You can use the sample.csv file attached to the repository.

%[https://github.com/git-bhanu/scrapewave/blob/main/sample.csv] 

As you can see we have three data which can be seen in the table at home.

![](https://cdn.hashnode.com/res/hashnode/image/upload/v1715413005102/2edb988d-7921-4c62-afe3-2adeaf06baca.png align="center")

### Starting the script

You can start the scraping process by clicking on the start button on the home page.

![](https://cdn.hashnode.com/res/hashnode/image/upload/v1715413221962/10aaf8ce-5db9-4285-923f-0e21a21c287f.png align="center")

As you can see from the image above scraping for the first two entries is done.

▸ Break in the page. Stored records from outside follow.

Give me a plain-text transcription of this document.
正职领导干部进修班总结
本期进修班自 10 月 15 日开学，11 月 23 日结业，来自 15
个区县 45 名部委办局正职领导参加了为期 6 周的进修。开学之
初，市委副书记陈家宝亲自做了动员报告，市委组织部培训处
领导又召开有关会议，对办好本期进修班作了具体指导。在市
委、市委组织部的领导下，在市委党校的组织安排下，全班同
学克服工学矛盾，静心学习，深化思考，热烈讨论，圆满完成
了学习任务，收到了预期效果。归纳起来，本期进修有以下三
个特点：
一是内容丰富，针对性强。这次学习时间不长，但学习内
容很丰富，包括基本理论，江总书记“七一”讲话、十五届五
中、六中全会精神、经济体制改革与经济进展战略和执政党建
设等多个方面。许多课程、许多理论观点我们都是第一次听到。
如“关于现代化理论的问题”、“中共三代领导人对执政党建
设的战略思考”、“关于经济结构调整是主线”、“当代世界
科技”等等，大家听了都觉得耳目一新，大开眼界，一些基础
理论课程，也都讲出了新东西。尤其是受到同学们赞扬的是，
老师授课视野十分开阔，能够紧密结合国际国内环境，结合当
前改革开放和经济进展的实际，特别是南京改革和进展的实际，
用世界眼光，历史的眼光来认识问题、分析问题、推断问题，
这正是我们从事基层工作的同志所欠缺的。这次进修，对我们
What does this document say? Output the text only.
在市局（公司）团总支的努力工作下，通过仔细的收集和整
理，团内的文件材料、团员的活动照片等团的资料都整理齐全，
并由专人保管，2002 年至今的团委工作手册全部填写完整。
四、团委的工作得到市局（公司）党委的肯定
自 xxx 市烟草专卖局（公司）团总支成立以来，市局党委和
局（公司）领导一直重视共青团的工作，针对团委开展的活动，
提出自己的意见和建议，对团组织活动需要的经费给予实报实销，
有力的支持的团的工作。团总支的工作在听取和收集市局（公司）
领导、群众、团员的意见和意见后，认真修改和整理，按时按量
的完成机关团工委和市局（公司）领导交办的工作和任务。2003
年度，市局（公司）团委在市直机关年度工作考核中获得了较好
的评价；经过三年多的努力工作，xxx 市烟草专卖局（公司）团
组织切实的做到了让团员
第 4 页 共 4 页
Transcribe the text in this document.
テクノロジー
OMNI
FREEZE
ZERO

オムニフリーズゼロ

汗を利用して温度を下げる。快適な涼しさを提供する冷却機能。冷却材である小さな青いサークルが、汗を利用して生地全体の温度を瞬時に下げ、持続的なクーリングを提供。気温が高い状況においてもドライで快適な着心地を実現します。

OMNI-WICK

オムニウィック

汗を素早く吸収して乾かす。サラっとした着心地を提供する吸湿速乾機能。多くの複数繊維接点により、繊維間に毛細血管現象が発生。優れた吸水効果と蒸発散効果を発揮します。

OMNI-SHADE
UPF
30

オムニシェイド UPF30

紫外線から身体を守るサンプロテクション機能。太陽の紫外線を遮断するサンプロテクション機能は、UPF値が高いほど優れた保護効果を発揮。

We also nice logs in your terminal which shows the current status of the software.

## Deploying ScrapeWave in Cloud

Once you have created the changes as per your liking in the project (learn how to do that from the readme file of the repo) you can create a docker image.

You can name the image whatever you want.

```bash
docker build -t bhanu/scrapewave:latest .
```

Here, `bhanu` would be the docker hub username and `scrapewave` is the name of the image.

You can push the image to your docker hub using the following command.

*Make sure you are logged in your dokcer hub account.*

```bash
dokcer push bhanu/scrapewave:latest
```

Once it is done, go to the server using ssh and install two software, docker and Nginx.

* To install Docker follow the steps here:
    

[https://www.digitalocean.com/community/questions/how-to-install-and-run-docker-on-digitalocean-dorplet](https://www.digitalocean.com/community/questions/how-to-install-and-run-docker-on-digitalocean-dorplet)

* To install Nginx follow the steps here:
    

[https://www.digitalocean.com/community/tutorials/how-to-install-nginx-on-ubuntu-18-04](https://www.digitalocean.com/community/tutorials/how-to-install-nginx-on-ubuntu-18-04)

Once you have successfully installed both,

You can use `docker run -dit --name <instance-name> -p <port>:3000 krenovate/data-validator:latest` to create a container.

For eg.

```bash
docker run -dit -v instance-1:/usr/src/app/db --name instance-1 -p 8080:3000 --restart on-failure bhanu/scrapewave:latest
```

This command does quite a few things:

1. Creates a container using `latest` tag of `bhanu/scrapewave`
    
2. Mounts the SQlite database in your host filesystem, ensuring even if you recreate the the container with `instance-1` volume your data would still be persistent.
    
3. For any scenario if the container exists, it will try to restart the container so that your scraping doesn't stop.
    

I plan to keep on improving this project so that it helps me and other folks to use it as the base to get up and running with there scraping task.

Feel free to raise issues if you see anything which is broken - [https://github.com/git-bhanu/scrapewave/issues](https://github.com/git-bhanu/scrapewave/issues)

Also any kind of contribution is appreciated.